A new method developed by Northwestern Engineering’s Manijeh Razeghi has greatly reduced a type of image distortion caused by the presence of spectral cross-talk between dual-band long-wavelength photodetectors.
The work opens the door for a new generation of high spectral-contrast infrared imaging devices with applications in medicine, defense and security, planetary sciences, and art preservation.
“Dual-band photodetectors offer many benefits in infrared imaging, including higher quality images and more available data for image processing algorithms,” said Razeghi, Walter P. Murphy Professor of Electrical and Computer Engineering in the McCormick School of Engineering. “However, performance can be limited by spectral cross-talk interference between the two channels, which leads to poor spectral contrast and prevents infrared camera technology from reaching its true potential.”
A paper outlining her work, titled “Suppressing Spectral Crosstalk in Dual-Band Long- Wavelength Infrared Photodetectors with Monolithically Integrated Air-Gapped Distributed Bragg Reflectors,” was recently published in the IEEE Journal of Quantum Electronics.
Dual-band imaging allows for objects to be seen in multiple wavelength channels through a single infrared camera. The use of dual-band detection in night-vision cameras, for example, can help the wearer better distinguish between moving targets and objects in the background.
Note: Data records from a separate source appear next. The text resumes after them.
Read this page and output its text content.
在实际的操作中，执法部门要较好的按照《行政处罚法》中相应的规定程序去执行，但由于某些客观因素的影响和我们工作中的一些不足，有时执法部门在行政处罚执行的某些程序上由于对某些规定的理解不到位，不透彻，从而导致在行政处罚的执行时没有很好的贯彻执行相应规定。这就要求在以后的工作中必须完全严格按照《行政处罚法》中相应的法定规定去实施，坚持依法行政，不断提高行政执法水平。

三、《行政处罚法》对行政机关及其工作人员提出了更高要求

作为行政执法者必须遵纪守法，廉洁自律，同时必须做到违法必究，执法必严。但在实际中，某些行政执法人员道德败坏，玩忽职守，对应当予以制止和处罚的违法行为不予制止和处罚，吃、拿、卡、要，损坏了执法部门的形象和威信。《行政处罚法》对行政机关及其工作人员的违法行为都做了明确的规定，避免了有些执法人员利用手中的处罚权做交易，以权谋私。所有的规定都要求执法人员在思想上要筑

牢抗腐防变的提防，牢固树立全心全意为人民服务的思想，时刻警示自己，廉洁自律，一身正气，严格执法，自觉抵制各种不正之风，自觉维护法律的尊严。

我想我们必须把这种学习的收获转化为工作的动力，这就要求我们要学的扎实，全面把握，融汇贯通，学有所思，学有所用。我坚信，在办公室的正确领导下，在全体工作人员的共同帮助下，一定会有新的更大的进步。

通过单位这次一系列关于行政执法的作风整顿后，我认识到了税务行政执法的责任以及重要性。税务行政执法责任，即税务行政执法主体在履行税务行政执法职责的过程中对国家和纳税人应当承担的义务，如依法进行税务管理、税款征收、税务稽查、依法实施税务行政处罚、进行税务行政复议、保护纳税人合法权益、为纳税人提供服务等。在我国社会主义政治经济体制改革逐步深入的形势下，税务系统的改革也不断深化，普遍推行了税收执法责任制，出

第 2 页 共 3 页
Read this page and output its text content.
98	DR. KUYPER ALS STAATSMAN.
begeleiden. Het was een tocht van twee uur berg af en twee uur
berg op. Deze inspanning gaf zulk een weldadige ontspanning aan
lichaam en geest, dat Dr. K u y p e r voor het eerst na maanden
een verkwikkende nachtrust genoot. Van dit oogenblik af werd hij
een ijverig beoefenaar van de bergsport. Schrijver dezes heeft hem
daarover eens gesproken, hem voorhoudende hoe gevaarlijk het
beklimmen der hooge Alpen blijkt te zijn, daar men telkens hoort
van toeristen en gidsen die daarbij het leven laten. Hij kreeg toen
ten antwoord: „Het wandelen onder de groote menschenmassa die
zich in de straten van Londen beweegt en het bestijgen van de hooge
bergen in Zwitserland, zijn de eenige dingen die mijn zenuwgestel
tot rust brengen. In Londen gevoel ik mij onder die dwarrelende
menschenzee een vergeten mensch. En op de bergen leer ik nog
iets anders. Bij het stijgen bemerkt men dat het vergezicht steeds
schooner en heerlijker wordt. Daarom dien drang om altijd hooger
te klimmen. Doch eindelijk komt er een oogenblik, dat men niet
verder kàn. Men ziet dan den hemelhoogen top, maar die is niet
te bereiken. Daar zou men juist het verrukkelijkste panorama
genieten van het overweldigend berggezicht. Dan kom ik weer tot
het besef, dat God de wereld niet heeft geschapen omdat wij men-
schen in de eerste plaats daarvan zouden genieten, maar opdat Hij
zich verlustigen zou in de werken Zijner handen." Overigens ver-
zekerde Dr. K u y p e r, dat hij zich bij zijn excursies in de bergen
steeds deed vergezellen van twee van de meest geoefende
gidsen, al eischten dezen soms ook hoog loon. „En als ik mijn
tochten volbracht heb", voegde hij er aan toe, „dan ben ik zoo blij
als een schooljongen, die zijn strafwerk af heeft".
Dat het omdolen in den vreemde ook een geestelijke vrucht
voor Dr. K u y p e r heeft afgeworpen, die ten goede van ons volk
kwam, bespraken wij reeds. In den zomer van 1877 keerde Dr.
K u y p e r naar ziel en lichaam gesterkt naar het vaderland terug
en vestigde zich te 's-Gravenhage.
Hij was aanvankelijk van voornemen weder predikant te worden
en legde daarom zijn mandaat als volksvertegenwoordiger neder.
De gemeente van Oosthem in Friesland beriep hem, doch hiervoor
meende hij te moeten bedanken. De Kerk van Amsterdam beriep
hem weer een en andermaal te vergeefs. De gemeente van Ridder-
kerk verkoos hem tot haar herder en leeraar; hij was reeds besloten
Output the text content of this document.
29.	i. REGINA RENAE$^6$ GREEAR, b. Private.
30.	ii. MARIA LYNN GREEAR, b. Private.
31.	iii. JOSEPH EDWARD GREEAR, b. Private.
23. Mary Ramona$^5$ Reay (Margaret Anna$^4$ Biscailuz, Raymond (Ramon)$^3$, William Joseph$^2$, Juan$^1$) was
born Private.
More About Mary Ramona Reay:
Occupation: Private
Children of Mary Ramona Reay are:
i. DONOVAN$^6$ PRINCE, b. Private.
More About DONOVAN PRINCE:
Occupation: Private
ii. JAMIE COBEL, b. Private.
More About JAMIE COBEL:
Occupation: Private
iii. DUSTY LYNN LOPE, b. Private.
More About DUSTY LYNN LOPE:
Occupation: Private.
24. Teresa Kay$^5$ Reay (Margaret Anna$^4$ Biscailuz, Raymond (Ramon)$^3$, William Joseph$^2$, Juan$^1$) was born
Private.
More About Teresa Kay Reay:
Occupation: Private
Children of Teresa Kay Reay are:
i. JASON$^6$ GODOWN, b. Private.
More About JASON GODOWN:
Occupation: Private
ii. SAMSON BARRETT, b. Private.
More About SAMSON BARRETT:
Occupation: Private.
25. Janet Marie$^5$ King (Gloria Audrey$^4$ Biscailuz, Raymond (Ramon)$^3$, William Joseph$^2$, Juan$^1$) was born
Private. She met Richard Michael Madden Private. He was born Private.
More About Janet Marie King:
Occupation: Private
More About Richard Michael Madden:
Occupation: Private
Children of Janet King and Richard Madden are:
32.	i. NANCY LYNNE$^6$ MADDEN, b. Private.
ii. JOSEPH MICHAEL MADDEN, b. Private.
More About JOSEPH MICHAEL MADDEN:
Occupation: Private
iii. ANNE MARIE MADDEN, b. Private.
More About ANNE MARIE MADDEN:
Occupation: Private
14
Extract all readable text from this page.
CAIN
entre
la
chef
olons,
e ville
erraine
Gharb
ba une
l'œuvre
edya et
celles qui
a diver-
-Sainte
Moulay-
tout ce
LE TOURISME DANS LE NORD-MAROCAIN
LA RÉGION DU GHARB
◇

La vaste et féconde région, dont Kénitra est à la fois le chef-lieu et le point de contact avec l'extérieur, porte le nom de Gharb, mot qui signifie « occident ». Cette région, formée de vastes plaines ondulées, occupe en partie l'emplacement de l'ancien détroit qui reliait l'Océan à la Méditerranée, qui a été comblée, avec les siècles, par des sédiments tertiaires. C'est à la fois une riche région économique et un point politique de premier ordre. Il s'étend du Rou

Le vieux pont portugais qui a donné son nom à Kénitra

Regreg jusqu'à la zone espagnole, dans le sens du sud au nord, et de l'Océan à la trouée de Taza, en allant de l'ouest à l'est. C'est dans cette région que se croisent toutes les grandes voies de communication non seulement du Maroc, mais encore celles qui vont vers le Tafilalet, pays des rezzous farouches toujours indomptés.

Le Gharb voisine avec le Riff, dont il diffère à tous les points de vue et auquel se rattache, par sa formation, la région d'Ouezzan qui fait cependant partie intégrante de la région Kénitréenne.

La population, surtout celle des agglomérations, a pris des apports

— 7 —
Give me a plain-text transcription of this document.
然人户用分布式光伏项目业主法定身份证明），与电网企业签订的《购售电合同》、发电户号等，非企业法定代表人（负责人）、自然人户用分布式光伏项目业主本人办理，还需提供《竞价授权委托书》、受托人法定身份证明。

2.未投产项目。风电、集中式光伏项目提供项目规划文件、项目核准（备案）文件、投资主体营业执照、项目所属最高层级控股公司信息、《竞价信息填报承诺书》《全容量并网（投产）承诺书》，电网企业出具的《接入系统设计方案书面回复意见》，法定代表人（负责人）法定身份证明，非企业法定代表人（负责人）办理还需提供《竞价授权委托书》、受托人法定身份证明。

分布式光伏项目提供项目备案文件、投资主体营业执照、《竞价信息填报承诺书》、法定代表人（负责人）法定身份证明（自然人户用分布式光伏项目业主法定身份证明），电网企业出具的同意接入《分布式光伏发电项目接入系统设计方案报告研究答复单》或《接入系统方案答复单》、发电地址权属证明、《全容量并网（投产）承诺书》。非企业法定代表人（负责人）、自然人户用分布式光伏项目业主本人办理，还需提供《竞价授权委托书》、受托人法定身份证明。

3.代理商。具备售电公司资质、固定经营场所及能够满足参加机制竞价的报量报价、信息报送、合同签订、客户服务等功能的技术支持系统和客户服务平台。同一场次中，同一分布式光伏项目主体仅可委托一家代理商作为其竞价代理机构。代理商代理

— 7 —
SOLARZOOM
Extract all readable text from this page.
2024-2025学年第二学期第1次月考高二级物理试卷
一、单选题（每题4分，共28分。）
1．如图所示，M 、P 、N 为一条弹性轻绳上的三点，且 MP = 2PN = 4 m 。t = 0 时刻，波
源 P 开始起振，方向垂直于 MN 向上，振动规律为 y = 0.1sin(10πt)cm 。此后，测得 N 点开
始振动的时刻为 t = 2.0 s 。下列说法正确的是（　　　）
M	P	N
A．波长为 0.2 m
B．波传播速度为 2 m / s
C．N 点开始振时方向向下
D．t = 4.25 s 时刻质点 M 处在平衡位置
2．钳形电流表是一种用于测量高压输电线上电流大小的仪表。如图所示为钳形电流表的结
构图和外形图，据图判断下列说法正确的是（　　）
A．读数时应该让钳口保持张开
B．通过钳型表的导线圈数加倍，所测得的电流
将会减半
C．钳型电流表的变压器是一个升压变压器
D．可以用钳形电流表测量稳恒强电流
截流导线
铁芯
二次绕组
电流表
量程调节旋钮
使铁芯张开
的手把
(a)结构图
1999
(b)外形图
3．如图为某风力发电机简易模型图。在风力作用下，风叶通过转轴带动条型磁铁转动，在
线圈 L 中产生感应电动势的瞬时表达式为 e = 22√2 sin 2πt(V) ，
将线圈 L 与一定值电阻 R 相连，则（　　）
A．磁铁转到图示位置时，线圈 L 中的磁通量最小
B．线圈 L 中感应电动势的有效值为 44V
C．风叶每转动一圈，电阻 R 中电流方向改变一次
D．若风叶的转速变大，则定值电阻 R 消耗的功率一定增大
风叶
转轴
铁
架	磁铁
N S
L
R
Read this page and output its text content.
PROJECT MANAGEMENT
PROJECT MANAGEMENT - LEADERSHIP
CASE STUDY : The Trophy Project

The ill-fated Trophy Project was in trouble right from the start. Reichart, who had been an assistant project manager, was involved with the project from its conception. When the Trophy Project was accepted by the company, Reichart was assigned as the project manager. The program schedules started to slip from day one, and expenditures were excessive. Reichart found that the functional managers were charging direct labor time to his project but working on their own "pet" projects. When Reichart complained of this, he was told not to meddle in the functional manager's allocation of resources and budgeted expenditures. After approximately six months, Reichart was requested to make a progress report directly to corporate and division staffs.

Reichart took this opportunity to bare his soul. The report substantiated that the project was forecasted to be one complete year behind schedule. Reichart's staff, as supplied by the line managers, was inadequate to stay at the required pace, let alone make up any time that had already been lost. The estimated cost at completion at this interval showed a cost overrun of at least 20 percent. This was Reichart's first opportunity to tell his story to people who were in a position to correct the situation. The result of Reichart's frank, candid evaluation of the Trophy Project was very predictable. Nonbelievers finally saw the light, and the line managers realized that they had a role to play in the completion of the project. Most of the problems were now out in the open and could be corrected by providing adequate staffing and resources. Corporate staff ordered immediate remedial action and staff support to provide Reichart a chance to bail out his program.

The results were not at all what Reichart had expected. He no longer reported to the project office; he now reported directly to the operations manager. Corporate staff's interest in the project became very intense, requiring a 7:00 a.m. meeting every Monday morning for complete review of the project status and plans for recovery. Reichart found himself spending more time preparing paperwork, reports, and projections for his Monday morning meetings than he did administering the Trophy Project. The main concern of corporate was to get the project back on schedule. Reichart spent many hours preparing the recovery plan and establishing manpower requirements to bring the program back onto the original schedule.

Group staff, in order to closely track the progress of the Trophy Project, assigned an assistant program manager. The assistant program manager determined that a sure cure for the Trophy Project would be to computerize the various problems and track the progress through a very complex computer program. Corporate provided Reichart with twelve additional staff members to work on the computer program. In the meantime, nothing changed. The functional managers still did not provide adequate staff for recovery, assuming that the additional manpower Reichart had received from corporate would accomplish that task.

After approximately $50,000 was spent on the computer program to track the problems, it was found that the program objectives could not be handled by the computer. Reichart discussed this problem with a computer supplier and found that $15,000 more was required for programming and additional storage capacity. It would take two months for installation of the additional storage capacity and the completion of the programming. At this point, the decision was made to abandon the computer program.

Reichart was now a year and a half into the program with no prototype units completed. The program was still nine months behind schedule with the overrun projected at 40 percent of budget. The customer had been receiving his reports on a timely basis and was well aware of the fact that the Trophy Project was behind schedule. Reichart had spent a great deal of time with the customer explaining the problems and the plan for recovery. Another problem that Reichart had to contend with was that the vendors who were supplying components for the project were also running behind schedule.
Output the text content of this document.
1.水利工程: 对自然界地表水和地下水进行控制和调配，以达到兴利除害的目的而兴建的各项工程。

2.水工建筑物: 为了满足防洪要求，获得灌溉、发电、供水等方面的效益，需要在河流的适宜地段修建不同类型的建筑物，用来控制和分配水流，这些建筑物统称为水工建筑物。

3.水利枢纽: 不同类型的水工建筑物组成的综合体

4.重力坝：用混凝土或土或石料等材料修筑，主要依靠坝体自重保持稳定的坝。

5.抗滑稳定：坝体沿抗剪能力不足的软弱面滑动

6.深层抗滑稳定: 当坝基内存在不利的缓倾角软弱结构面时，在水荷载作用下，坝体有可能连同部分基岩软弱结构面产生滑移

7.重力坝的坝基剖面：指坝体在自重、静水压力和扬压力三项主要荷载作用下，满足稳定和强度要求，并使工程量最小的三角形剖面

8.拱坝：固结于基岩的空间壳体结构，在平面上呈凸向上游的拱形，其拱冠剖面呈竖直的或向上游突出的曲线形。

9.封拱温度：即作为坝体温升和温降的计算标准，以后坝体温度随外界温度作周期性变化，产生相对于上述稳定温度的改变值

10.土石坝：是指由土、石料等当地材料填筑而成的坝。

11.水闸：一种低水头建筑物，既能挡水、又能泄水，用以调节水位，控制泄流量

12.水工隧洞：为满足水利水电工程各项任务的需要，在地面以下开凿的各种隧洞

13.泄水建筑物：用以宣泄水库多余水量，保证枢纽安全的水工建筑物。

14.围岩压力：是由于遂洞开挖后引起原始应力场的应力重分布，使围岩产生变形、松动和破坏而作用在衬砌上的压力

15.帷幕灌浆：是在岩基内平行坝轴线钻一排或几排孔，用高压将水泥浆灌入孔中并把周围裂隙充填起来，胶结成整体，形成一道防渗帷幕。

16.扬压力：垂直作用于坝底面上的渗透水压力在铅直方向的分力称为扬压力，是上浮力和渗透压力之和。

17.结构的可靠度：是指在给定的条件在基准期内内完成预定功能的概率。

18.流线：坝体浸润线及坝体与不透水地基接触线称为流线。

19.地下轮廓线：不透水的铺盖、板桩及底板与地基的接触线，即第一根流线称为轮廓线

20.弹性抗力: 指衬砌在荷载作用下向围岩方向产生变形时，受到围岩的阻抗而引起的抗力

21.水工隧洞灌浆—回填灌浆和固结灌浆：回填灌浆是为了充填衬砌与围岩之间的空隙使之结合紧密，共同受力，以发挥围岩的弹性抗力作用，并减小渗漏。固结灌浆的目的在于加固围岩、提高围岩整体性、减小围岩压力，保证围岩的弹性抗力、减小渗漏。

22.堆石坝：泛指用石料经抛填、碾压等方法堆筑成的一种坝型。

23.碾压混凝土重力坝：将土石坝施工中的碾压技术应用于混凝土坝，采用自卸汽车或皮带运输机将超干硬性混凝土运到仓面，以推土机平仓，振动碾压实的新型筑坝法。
Spectral cross-talk is a type of distortion that occurs when a portion of the light from one wavelength channel is absorbed by the second channel. The issue becomes more severe as the detection wavelengths get longer.
To suppress that, Razeghi and her group in the Center for Quantum Devices developed a novel version of a distributed Bragg reﬂector (DBR), a highly-refractive, layered material placed between channels that separates the two wavelengths.
While DBRs have been widely used as optical filters to reflect target wavelengths, Razeghi’s team is the first to adapt the structure to divide two channels in an antimonide type-II superlattice photodetector, an important element of night-vision cameras that the researchers previously studied.
To test their design, the team compared the quantum efficiency levels of two long-wavelength infrared photodetectors with and without the air-gapped DBR. They found notable spectral suppression, with quantum efficiency levels as low as ten percent, when using the air-gapped DBR. The results were conﬁrmed using theoretical calculations and numerical simulation.
The research was supported by the Missile Defense Agency, Defense Advanced Research Projects Agency, US Army, and NASA.